Page 93 of The Brotherhood

“This,” Zodak whispered, pointing. “Is the Groaning Deep.” His voice was smooth, but there was something underneath—something dark. “It is the place of the swallowed. The forsaken.”

He moved to the next image.

“And this.” A sharp gesture. “Are the sayyidat al-khaliyah.” Seer met his gaze. “The Lords of the Hollow.” He returned to the pages. “But they have many different names over the centuries.”

Seer’s throat tightened as he stared at them again. The figures were wrong. Twisted, elongated, too many eyes, too many mouths devouring each other.

“Their war is not new,” Zodak murmured, slowly moving. “It is still the first war. The war that never ended.”

He moved to the next image and lowered. “Do you see?”

Seer knelt next to him, seeing the Pillars. But—not as they were. Figures drawn in a past they had never known, their shapes woven into something... forgotten.

Zodak straightened and turned to the kings. “You were once the keepers of the past.” His voice lifted slightly as Seer stood too. “You believed you were tracking chaos. But you were tracking a decoy.”

A decoy.

Zodak pointed to the next page and retrieved it, showing it. “These… are the Creole Kings. Keepers of the hidden knowledge.” He regarded Nidev now. “Hidden even from them.”

“What is this war you speak of?” Volkan demanded in quiet wonder.

Zodak turned and stared at him. “It is a most ancient and ongoing war. Not for fortune, not for might, not for human domains. It is for humanity itself.”

Seer’s skin prickled as his words confirmed everything he’d seen as well from the beginning. This was a divine war. Chaos was merely a component, nothing more.

“Are you saying everything we’ve studied for centuries…” Oblivion muttered. “Was a delusion?”

Zodak regarded him. “Yes,” he said, eagerly. “But you also, were a decoy.”

“Now wait a minute,” Colton cried, face perplexed. “You saying they thought they were fooling us but really we were fooling them? All without us even knowing it?”

“That is exactly it,” Zodak assured, turning to the Creole Kings. “My brothers were given the secrets that the Pillars once protected. But the knowledge of those secrets was hidden even from them.” Zodak lowered and picked up a paper, showing Nidev. “The prophecy coins. They were shielded by myth.” He scanned his brothers. “Their understanding protected by the faithless.”

“I’ll be a son-of-a-bitch,” Colton muttered, sounding like a con man conned.

Soren’s chuckle drew all eyes. “So, we are actually scholars of illusions.”

“No,” Zodak corrected, eagerly. “Your knowledge is valuable, only not how you thought.”

“Just tell me that we get to actually use our knowledge, in a physical capacity,” Soren pled.

“Are you saying the destruction we have seen,” Nexus began in doubt, “our stronghold, this country, the world, was all merely an illusion of chaos?”

Zodak turned to him. “It is not chaos, brother.”

“Then what?” Noctis demanded.

Seer stared at the final paper, suddenly realizing.
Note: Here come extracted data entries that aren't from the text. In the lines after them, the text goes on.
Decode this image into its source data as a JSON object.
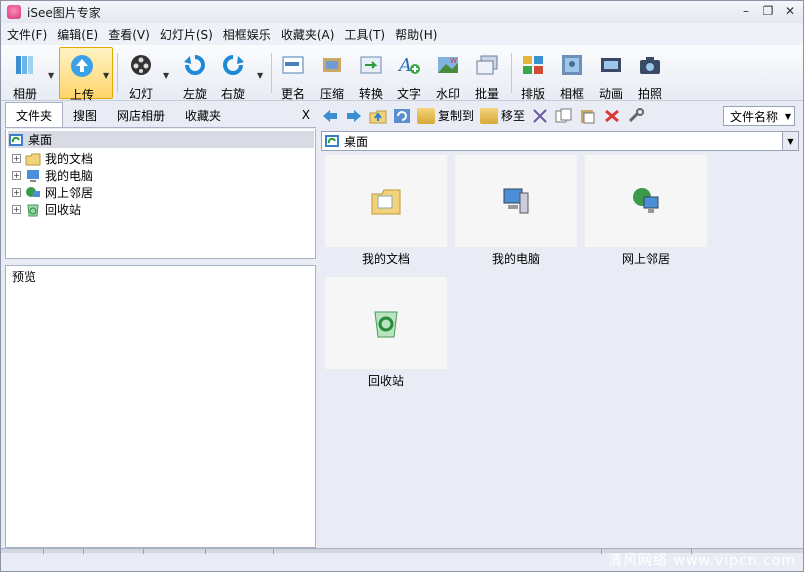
{
  "app": {
    "title": "iSee图片专家"
  },
  "menu": [
    "文件(F)",
    "编辑(E)",
    "查看(V)",
    "幻灯片(S)",
    "相框娱乐",
    "收藏夹(A)",
    "工具(T)",
    "帮助(H)"
  ],
  "toolbar": {
    "album": "相册",
    "upload": "上传",
    "slideshow": "幻灯",
    "rotate_left": "左旋",
    "rotate_right": "右旋",
    "rename": "更名",
    "compress": "压缩",
    "convert": "转换",
    "text": "文字",
    "watermark": "水印",
    "batch": "批量",
    "layout": "排版",
    "frame": "相框",
    "animation": "动画",
    "camera": "拍照"
  },
  "left_tabs": [
    "文件夹",
    "搜图",
    "网店相册",
    "收藏夹"
  ],
  "left_close": "X",
  "tree": {
    "root": "桌面",
    "items": [
      "我的文档",
      "我的电脑",
      "网上邻居",
      "回收站"
    ]
  },
  "preview_label": "预览",
  "right_toolbar": {
    "copy_to": "复制到",
    "move_to": "移至",
    "sort": "文件名称"
  },
  "address": "桌面",
  "thumbnails": [
    "我的文档",
    "我的电脑",
    "网上邻居",
    "回收站"
  ],
  "watermark": "清风网络 www.vipcn.com"
}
He lowered and picked it up. “It’s a summoning.” The words sat in the air, now entirely quiet as he looked at Nidev. “To a prophetic war.” He realized even more as he looked at the images. “Velkratos was merely a veil. And it’s been torn away.”

“Yes,” Zodak said eagerly, seeing with him. “The battlefield had been revealed.”

That set off a new round of energy amongst men ready for action.

“So, how does this tie into what’s currently happening?” Rukem asked. “We’ve got thousands of beacons going off on the Dream Bridge demanding immediate extraction. Is this too an illusion?”

Zodak crouched again, lifting one of the sheets and began showing it to the entire room. “These are why the war is being fought,” he said, his voice steady, absolute. “Al-Namuthaj Al-Ilahi,” he said.

“The Divine Templates?” Zahir asked, getting Zodak’s immediate gaze.